Items re-homed, I used some pieces of wood from the old man cave (it's all about thrift now!) to make a divider and spent a very enjoyable hour organising the new drawer. For those who don't know, I LOVE organising. I remember doing it as a kid in my bedroom and the habit has stuck firmly with me - I just love the efficiency it brings to life, being able to lay my hands on whatever I want without searching. You may think that this is a good trait, and it is, but it comes at a cost: I get horribly frustrated if I can't put my hands on something immediately, so part of my interest in organising lies in cutting this stress out of my life (my friend Dodge knows this only too well and consequently named my old plastering van 'The Tool Shed').

Beautiful order is restored.


Anyway, that done, I went outside and fitted the remaining new gate latches to the other three gates and fitted yet more anti-dog-climbing measures to one of the gates. It's proving hard to stay one step ahead of our four-legged escapee.

I whiled away the remaining part of the morning by collecting fresh bread from Amanda's, boiling up some eggs for lunch and searching on Italy's version of the Yellow Pages for local firms that deal with septic tanks - an easy task back in the UK, but not here.

After lunch, I left Helen working in the office with the heater on (we'd sat it out all morning without the heater, but despite the temperature being slightly higher today than yesterday, it really was still bitterly cold in the office) while I fitted our 36-bottle wine rack to the rear of the kitchen island - the dining room side. That may sound a bit odd, but it actually looks good and is a good use of space! 



I also continued my search on the Yellow Pages before plucking up the courage to pick up the phone and attempt to ask if someone would come to look at our septic tank with a view to pumping it now that we can see it that is.

The phone call went remarkably well - I had, of course, prepared a few choice words and an opening sentence to get the ball rolling courtesy of Google Translate on my tablet. (Just a note here: the Googe Translate app is far superior to the web version on a PC, as the app lists your translation history on the same page, meaning that you can run through in your mind how the conversation might go and translate a whole load of usual words that then stay in the history on the page for you to scroll around while on the phone. Genius!). Anyway, the woman I spoke to took my phone number and said someone would call, so I'm infinitely more hopeful of a response than sending a useless email into the Italian abyss - so far, of all the emails I've tried sending only the carpenter has replied.

That done, we both headed into town with Reggie for a walk along the river with a stop at the chemist on the the way through town. The upside of the long closure for lunch here is that after a day's work you can still go and use the shops in town - which I kind of like. It also makes for a nicer walk around the piazza with people strolling around shopping rather than everything shutting at 5pm.

Once home, we let Reggie have his run around barking at the geese while we collected fire wood and lettuce to entice the geese into their home.

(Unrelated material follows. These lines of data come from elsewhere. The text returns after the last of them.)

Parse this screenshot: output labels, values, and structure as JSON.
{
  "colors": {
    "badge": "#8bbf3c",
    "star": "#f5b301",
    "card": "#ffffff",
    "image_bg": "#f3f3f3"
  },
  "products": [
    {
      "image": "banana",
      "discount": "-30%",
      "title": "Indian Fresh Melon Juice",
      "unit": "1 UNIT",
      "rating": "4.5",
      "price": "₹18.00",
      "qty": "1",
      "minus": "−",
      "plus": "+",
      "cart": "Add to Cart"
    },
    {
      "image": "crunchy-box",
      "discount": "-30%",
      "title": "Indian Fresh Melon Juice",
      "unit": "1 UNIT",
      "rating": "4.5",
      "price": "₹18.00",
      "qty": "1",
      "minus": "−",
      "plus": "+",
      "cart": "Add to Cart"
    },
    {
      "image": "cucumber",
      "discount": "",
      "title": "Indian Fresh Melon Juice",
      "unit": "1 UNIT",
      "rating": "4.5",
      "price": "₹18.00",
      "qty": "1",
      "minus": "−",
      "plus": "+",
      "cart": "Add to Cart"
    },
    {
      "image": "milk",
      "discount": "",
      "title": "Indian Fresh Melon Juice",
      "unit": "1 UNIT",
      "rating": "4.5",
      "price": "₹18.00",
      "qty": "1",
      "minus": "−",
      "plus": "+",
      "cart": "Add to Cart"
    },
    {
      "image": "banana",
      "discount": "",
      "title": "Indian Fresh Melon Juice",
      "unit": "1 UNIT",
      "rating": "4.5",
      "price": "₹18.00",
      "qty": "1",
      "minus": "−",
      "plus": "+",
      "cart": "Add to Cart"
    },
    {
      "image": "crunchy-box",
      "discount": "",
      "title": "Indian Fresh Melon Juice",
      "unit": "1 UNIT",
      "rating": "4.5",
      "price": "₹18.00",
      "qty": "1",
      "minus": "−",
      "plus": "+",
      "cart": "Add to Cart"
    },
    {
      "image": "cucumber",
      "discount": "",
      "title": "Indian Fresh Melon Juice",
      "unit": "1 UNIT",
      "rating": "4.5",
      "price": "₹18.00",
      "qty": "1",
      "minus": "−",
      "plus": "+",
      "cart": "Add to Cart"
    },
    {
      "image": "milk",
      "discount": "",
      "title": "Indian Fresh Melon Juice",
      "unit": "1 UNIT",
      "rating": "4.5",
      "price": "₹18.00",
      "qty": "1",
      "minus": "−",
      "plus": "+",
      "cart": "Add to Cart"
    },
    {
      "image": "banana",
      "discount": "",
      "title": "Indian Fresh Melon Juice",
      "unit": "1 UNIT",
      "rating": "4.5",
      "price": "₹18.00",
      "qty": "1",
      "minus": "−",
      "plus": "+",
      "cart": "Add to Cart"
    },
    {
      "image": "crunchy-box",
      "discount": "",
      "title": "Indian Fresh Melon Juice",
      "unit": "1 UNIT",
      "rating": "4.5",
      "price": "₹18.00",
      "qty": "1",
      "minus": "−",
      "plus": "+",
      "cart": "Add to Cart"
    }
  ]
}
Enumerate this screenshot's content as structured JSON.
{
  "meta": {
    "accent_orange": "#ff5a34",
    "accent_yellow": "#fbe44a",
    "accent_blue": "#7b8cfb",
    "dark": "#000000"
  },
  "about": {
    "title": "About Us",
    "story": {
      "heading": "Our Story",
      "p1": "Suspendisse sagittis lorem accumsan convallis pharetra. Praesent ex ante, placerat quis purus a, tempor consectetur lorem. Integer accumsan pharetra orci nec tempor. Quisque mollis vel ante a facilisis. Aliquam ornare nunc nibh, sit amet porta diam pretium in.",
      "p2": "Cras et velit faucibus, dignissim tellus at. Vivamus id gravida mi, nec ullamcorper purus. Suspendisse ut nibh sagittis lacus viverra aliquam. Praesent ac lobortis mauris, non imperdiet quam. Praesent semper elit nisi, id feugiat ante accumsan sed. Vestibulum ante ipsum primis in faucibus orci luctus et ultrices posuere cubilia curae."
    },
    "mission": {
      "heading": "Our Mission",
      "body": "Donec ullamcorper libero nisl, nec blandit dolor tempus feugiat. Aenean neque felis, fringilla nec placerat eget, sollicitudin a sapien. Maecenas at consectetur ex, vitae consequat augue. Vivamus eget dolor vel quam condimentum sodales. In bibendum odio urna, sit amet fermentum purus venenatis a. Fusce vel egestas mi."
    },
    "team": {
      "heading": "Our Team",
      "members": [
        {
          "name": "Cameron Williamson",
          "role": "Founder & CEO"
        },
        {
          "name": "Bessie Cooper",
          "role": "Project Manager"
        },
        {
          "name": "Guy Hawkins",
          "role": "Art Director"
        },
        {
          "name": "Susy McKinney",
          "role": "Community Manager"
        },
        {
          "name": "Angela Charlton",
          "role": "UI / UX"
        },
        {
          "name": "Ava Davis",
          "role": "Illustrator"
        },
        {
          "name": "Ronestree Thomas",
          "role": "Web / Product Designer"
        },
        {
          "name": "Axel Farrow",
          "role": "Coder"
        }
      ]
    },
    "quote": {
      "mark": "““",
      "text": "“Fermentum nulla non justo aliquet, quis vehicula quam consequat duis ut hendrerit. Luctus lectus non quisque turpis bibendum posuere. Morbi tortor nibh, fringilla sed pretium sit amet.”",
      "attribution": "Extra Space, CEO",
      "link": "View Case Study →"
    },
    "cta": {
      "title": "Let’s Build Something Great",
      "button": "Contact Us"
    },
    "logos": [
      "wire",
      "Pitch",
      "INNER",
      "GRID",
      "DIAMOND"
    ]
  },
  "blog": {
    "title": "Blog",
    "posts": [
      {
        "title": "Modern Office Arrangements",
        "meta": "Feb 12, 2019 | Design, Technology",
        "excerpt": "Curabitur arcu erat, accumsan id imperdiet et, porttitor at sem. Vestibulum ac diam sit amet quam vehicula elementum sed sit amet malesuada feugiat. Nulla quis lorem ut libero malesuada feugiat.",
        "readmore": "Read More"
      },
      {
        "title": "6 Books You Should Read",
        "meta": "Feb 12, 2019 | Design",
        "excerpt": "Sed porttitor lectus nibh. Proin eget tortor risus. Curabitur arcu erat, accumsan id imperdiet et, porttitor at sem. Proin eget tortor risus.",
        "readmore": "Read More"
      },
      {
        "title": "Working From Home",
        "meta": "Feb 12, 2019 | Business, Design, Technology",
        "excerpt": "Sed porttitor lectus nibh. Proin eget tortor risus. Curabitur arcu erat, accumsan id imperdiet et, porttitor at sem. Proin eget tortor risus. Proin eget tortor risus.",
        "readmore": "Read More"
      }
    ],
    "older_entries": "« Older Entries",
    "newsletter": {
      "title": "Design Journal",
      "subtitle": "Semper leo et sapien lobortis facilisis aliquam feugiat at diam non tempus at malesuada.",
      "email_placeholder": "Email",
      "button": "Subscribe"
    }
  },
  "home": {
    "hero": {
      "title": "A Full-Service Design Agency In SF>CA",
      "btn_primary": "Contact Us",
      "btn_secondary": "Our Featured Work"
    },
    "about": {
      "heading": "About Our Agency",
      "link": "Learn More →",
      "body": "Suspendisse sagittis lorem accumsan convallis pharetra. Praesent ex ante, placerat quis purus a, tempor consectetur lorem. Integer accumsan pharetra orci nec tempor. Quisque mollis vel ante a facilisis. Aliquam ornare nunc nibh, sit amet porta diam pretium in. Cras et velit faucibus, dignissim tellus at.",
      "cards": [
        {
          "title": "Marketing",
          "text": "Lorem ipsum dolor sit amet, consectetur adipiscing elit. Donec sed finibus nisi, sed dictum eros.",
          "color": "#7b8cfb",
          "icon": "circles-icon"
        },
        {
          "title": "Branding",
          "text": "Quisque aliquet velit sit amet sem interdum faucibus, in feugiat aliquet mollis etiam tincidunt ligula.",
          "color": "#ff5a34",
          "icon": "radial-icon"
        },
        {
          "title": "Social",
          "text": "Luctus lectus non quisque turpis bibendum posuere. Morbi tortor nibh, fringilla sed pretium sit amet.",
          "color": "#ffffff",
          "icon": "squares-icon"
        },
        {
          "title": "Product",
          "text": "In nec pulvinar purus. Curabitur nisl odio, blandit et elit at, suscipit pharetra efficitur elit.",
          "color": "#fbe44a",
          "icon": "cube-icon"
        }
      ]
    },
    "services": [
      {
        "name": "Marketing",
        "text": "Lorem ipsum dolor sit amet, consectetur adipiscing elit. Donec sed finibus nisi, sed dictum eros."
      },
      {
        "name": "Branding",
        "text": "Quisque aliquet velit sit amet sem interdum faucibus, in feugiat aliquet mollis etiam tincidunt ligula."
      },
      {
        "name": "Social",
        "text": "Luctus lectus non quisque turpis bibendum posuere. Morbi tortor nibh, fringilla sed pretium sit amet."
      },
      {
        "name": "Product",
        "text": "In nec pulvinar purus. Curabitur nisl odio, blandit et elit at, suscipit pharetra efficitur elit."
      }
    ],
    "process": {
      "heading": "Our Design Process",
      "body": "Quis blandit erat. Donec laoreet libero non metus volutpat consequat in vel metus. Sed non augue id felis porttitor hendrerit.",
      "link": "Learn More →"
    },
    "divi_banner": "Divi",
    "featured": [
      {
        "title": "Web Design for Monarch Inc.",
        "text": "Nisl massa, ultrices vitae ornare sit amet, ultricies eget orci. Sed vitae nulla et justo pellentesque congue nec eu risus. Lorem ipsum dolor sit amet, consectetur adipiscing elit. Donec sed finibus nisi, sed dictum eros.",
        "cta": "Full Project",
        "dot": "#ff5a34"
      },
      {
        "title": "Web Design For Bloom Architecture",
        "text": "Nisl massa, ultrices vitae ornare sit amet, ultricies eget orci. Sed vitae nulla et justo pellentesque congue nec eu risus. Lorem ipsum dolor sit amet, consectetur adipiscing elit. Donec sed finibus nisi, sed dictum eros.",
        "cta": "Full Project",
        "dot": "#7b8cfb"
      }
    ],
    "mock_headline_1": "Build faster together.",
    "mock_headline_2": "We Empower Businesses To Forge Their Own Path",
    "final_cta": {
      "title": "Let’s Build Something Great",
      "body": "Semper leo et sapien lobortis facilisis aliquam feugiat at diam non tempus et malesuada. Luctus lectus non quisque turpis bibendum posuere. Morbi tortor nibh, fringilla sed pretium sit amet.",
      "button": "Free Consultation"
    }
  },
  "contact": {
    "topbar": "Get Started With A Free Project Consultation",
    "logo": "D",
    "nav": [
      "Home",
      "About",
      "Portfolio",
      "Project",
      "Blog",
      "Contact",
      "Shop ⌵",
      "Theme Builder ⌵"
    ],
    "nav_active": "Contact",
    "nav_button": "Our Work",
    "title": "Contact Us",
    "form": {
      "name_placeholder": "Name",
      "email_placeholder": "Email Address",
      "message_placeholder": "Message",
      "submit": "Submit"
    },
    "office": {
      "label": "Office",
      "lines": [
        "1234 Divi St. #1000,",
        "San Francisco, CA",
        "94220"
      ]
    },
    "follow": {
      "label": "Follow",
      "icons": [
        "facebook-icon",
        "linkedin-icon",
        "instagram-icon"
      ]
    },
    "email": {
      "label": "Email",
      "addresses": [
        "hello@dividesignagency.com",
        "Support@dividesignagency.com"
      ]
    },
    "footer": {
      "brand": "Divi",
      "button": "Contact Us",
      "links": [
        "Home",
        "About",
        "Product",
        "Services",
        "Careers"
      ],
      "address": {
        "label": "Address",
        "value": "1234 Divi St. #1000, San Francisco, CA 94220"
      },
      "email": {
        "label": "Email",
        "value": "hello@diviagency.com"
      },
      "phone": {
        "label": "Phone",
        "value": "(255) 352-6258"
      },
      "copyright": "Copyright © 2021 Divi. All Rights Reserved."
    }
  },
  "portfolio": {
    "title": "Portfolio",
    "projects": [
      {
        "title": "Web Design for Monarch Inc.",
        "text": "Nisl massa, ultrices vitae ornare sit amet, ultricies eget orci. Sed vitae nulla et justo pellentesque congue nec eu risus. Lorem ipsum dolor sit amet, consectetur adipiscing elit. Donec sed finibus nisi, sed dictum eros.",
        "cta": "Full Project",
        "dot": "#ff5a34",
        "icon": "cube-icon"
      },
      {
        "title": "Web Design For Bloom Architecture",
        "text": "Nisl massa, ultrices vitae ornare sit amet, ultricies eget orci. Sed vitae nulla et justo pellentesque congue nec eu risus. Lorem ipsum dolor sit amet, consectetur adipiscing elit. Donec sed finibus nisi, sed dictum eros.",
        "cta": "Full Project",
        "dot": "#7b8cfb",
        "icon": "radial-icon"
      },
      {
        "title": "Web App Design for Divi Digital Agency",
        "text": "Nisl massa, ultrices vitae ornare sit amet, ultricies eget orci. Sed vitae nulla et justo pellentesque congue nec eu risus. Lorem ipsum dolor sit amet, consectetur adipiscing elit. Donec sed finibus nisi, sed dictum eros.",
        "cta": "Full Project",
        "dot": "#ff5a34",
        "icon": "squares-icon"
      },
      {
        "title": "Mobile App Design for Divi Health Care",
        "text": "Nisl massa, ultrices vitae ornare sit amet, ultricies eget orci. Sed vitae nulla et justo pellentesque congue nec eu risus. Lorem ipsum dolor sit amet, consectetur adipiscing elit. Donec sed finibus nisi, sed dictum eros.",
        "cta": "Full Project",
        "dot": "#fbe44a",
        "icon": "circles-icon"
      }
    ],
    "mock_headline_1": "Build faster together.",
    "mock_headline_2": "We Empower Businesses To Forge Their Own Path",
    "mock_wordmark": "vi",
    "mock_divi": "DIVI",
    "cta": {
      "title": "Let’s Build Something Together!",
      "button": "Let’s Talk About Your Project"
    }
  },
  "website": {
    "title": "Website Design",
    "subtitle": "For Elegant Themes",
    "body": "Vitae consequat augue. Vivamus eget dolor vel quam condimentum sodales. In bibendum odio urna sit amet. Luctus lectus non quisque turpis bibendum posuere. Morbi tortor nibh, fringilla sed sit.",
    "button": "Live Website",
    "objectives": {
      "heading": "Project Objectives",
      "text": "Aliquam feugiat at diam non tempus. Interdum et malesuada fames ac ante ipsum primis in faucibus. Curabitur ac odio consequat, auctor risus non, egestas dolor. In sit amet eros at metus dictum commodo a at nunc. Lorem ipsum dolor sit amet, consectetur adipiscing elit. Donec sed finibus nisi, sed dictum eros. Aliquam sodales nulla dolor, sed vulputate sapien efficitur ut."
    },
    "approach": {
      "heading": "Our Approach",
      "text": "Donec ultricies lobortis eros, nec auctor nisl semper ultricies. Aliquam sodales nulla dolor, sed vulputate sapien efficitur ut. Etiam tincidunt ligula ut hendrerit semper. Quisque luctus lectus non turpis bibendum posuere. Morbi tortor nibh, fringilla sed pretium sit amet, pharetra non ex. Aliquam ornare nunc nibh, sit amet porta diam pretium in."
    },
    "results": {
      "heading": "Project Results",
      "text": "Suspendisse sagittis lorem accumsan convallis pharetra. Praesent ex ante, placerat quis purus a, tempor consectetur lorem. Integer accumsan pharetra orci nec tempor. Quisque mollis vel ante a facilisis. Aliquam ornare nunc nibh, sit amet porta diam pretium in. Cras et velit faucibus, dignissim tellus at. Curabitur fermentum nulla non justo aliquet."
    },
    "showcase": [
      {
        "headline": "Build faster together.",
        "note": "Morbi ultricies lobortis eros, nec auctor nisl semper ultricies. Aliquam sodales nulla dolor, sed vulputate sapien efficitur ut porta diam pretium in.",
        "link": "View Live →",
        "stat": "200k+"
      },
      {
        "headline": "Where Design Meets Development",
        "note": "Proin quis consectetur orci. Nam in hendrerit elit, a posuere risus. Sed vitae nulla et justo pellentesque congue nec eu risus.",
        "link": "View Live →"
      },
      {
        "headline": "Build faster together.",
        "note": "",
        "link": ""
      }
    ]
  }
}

So another busy day, and as the fire roars and the animals settle down after their respective dinners we have opened a jar of marinated garlic cloves and poured a glass of red while we attempt a Thai-style vegetable curry for dinner using the amazing fresh lemon grass given to us at the weekend (and grown) by Sue. Last night's dinner (gnocchi with artichokes), for anyone interested, was a great success - not a faithful reproduction of our friend Dave's, but I'd have been happy to serve it to him regardless, it's now firmly on our list of favourite recipes and globe artichokes (now that I know how to prepare them) have moved up considerably in my estimations.